Reviewing pressure effects on iron-based high-temperature superconductors

Iron-based superconductors: a route to room-temperature superconductivity

Peer-Reviewed Publication

ARC Centre of Excellence in Future Low-Energy Electronics Technologies

Experimental equipment

image: Experimental equipment: The diamond anvil cell (left) and hydrostatic pressure cell (right) can be used to establish the effect of pressure on superconducting material. view more 

Credit: FLEET

The discovery of iron-based superconductors with a relatively high transition temperature Tc in 2008 opened a new chapter in the development of high-temperature superconductivity.

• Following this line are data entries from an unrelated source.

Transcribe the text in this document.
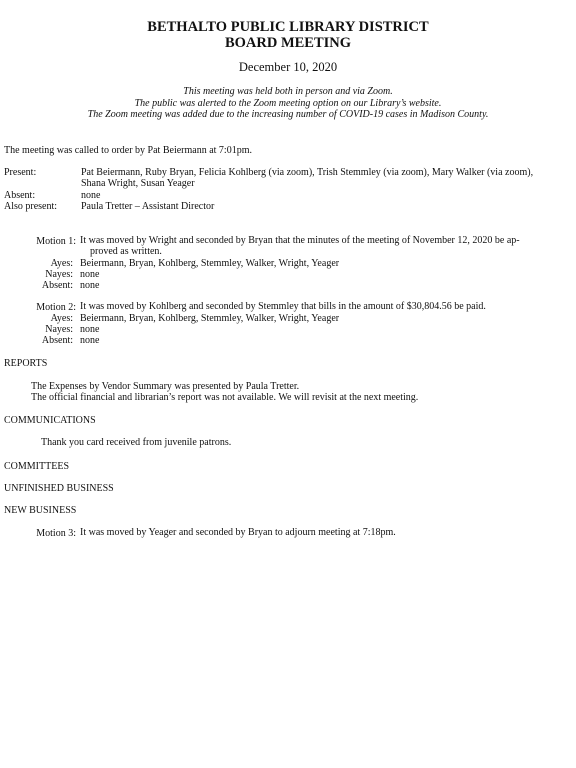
BETHALTO PUBLIC LIBRARY DISTRICT
BOARD MEETING
December 10, 2020
This meeting was held both in person and via Zoom.
The public was alerted to the Zoom meeting option on our Library’s website.
The Zoom meeting was added due to the increasing number of COVID-19 cases in Madison County.
The meeting was called to order by Pat Beiermann at 7:01pm.
Present:	Pat Beiermann, Ruby Bryan, Felicia Kohlberg (via zoom), Trish Stemmley (via zoom), Mary Walker (via zoom),
Shana Wright, Susan Yeager
Absent:	none
Also present: Paula Tretter – Assistant Director
Motion 1: It was moved by Wright and seconded by Bryan that the minutes of the meeting of November 12, 2020 be ap-
proved as written.
Ayes: Beiermann, Bryan, Kohlberg, Stemmley, Walker, Wright, Yeager
Nayes: none
Absent: none
Motion 2: It was moved by Kohlberg and seconded by Stemmley that bills in the amount of $30,804.56 be paid.
Ayes: Beiermann, Bryan, Kohlberg, Stemmley, Walker, Wright, Yeager
Nayes: none
Absent: none
REPORTS
The Expenses by Vendor Summary was presented by Paula Tretter.
The official financial and librarian’s report was not available. We will revisit at the next meeting.
COMMUNICATIONS
Thank you card received from juvenile patrons.
COMMITTEES
UNFINISHED BUSINESS
NEW BUSINESS
Motion 3: It was moved by Yeager and seconded by Bryan to adjourn meeting at 7:18pm.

The following decade saw a 'research boom' in superconductivity, with remarkable achievements in the theory, experiments and applications of iron-based superconductors, and in our understanding of the fundamental mechanism of superconductivity.

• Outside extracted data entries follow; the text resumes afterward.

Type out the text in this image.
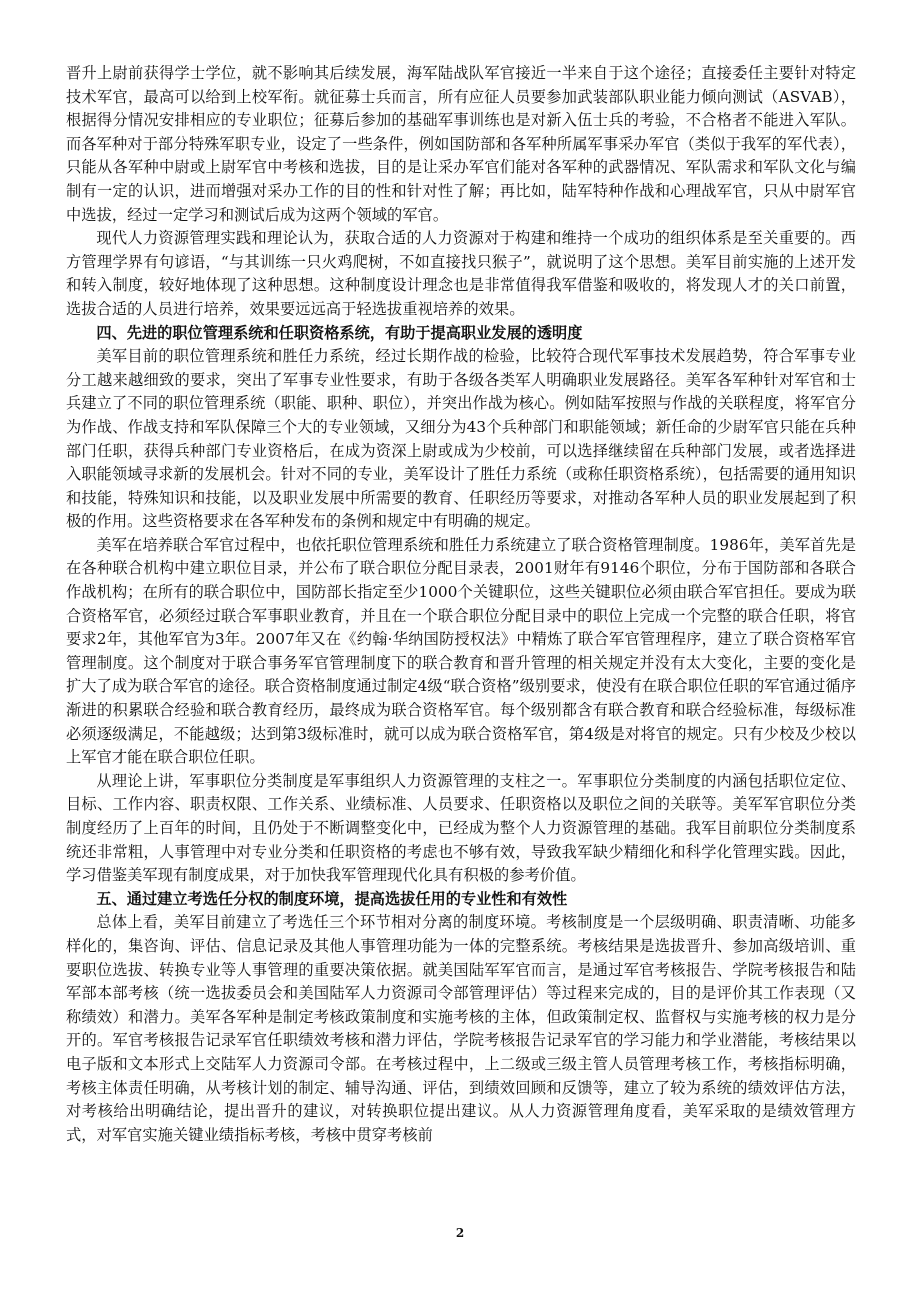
晋升上尉前获得学士学位，就不影响其后续发展，海军陆战队军官接近一半来自于这个途径；直接委任主要针对特定技术军官，最高可以给到上校军衔。就征募士兵而言，所有应征人员要参加武装部队职业能力倾向测试（ASVAB），根据得分情况安排相应的专业职位；征募后参加的基础军事训练也是对新入伍士兵的考验，不合格者不能进入军队。而各军种对于部分特殊军职专业，设定了一些条件，例如国防部和各军种所属军事采办军官（类似于我军的军代表），只能从各军种中尉或上尉军官中考核和选拔，目的是让采办军官们能对各军种的武器情况、军队需求和军队文化与编制有一定的认识，进而增强对采办工作的目的性和针对性了解；再比如，陆军特种作战和心理战军官，只从中尉军官中选拔，经过一定学习和测试后成为这两个领域的军官。

现代人力资源管理实践和理论认为，获取合适的人力资源对于构建和维持一个成功的组织体系是至关重要的。西方管理学界有句谚语，“与其训练一只火鸡爬树，不如直接找只猴子”，就说明了这个思想。美军目前实施的上述开发和转入制度，较好地体现了这种思想。这种制度设计理念也是非常值得我军借鉴和吸收的，将发现人才的关口前置，选拔合适的人员进行培养，效果要远远高于轻选拔重视培养的效果。

四、先进的职位管理系统和任职资格系统，有助于提高职业发展的透明度

美军目前的职位管理系统和胜任力系统，经过长期作战的检验，比较符合现代军事技术发展趋势，符合军事专业分工越来越细致的要求，突出了军事专业性要求，有助于各级各类军人明确职业发展路径。美军各军种针对军官和士兵建立了不同的职位管理系统（职能、职种、职位），并突出作战为核心。例如陆军按照与作战的关联程度，将军官分为作战、作战支持和军队保障三个大的专业领域，又细分为43个兵种部门和职能领域；新任命的少尉军官只能在兵种部门任职，获得兵种部门专业资格后，在成为资深上尉或成为少校前，可以选择继续留在兵种部门发展，或者选择进入职能领域寻求新的发展机会。针对不同的专业，美军设计了胜任力系统（或称任职资格系统），包括需要的通用知识和技能，特殊知识和技能，以及职业发展中所需要的教育、任职经历等要求，对推动各军种人员的职业发展起到了积极的作用。这些资格要求在各军种发布的条例和规定中有明确的规定。

美军在培养联合军官过程中，也依托职位管理系统和胜任力系统建立了联合资格管理制度。1986年，美军首先是在各种联合机构中建立职位目录，并公布了联合职位分配目录表，2001财年有9146个职位，分布于国防部和各联合作战机构；在所有的联合职位中，国防部长指定至少1000个关键职位，这些关键职位必须由联合军官担任。要成为联合资格军官，必须经过联合军事职业教育，并且在一个联合职位分配目录中的职位上完成一个完整的联合任职，将官要求2年，其他军官为3年。2007年又在《约翰·华纳国防授权法》中精炼了联合军官管理程序，建立了联合资格军官管理制度。这个制度对于联合事务军官管理制度下的联合教育和晋升管理的相关规定并没有太大变化，主要的变化是扩大了成为联合军官的途径。联合资格制度通过制定4级“联合资格”级别要求，使没有在联合职位任职的军官通过循序渐进的积累联合经验和联合教育经历，最终成为联合资格军官。每个级别都含有联合教育和联合经验标准，每级标准必须逐级满足，不能越级；达到第3级标准时，就可以成为联合资格军官，第4级是对将官的规定。只有少校及少校以上军官才能在联合职位任职。

从理论上讲，军事职位分类制度是军事组织人力资源管理的支柱之一。军事职位分类制度的内涵包括职位定位、目标、工作内容、职责权限、工作关系、业绩标准、人员要求、任职资格以及职位之间的关联等。美军军官职位分类制度经历了上百年的时间，且仍处于不断调整变化中，已经成为整个人力资源管理的基础。我军目前职位分类制度系统还非常粗，人事管理中对专业分类和任职资格的考虑也不够有效，导致我军缺少精细化和科学化管理实践。因此，学习借鉴美军现有制度成果，对于加快我军管理现代化具有积极的参考价值。

五、通过建立考选任分权的制度环境，提高选拔任用的专业性和有效性

总体上看，美军目前建立了考选任三个环节相对分离的制度环境。考核制度是一个层级明确、职责清晰、功能多样化的，集咨询、评估、信息记录及其他人事管理功能为一体的完整系统。考核结果是选拔晋升、参加高级培训、重要职位选拔、转换专业等人事管理的重要决策依据。就美国陆军军官而言，是通过军官考核报告、学院考核报告和陆军部本部考核（统一选拔委员会和美国陆军人力资源司令部管理评估）等过程来完成的，目的是评价其工作表现（又称绩效）和潜力。美军各军种是制定考核政策制度和实施考核的主体，但政策制定权、监督权与实施考核的权力是分开的。军官考核报告记录军官任职绩效考核和潜力评估，学院考核报告记录军官的学习能力和学业潜能，考核结果以电子版和文本形式上交陆军人力资源司令部。在考核过程中，上二级或三级主管人员管理考核工作，考核指标明确，考核主体责任明确，从考核计划的制定、辅导沟通、评估，到绩效回顾和反馈等，建立了较为系统的绩效评估方法，对考核给出明确结论，提出晋升的建议，对转换职位提出建议。从人力资源管理角度看，美军采取的是绩效管理方式，对军官实施关键业绩指标考核，考核中贯穿考核前

2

A UOW paper published last month reviews progress on high-pressure studies on properties of iron-based superconductor (ISBC) families.

FLEET PhD student Lina Sang (University of Wollongong) was first author on the Materials Today Physics review paper, investigating effects on the superconductivity, flux pinning, and vortex dynamics of ISBC materials, including:

  • pressure-induced superconductivity

  • raising transition temperature Tc

  • pressure-induced elimination/re-emergence of superconductivity

  • effects of phase separation on superconductivity

  • increasing critical current density

  • significantly suppressing vortex creep

  • reducing flux bundle size.

The review spotlights use of pressure as a versatile method for exploring new materials and gaining insight into the physical mechanisms of high-temperature superconductors.


In a superconductor, an electrical current can flow without any energy loss to resistance.

Iron-based superconductors are a type of 'high temperature' (Type II or unconventional) superconductor in that they have a transition temperature (Tc) much higher than a few degrees Kelvin above absolute zero.

The driving force behind such Type II superconductors has remained elusive since their discovery in the 1980s. Unlike 'conventional' superconductors, it is clear they cannot be directly understood from the BCS (Bardeen, Cooper, and Schrieffer) electron-phonon coupling theory.

In successive discoveries, the transition temperature Tc has been driven steadily higher.

"The ultimate goal of the research of superconductivity is finding superconductors with a superconducting transition temperature (Tc) at room temperature," says Prof Xiaolin Wang, the node leader and theme leader of FLEET (also at the University of Wollongong) and Dr Sang's PhD supervisor.

"Pressure can significantly enhance the Tc for the Fe-based superconductors. And recently, superconductivity was observed near room temperature in hydrogen alloyed compounds," explains Prof Wang, who is Director of the Institute for Superconducting and Electronic Materials at the University of Wollongong.



Experimental equipment: The diamond anvil cell (left) and hydrostatic pressure cell (right) can be used to establish the effect of pressure on superconducting material.

"Pressure effects on iron-based superconductor families: Superconductivity, flux pinning and vortex dynamics" was published in Materials Today Physics in May 2021 (DOI 10.1016/j.mtphys.2021.100414)

This work was support from the Australian Research Council through ARC Centre of Excellence in FLEET.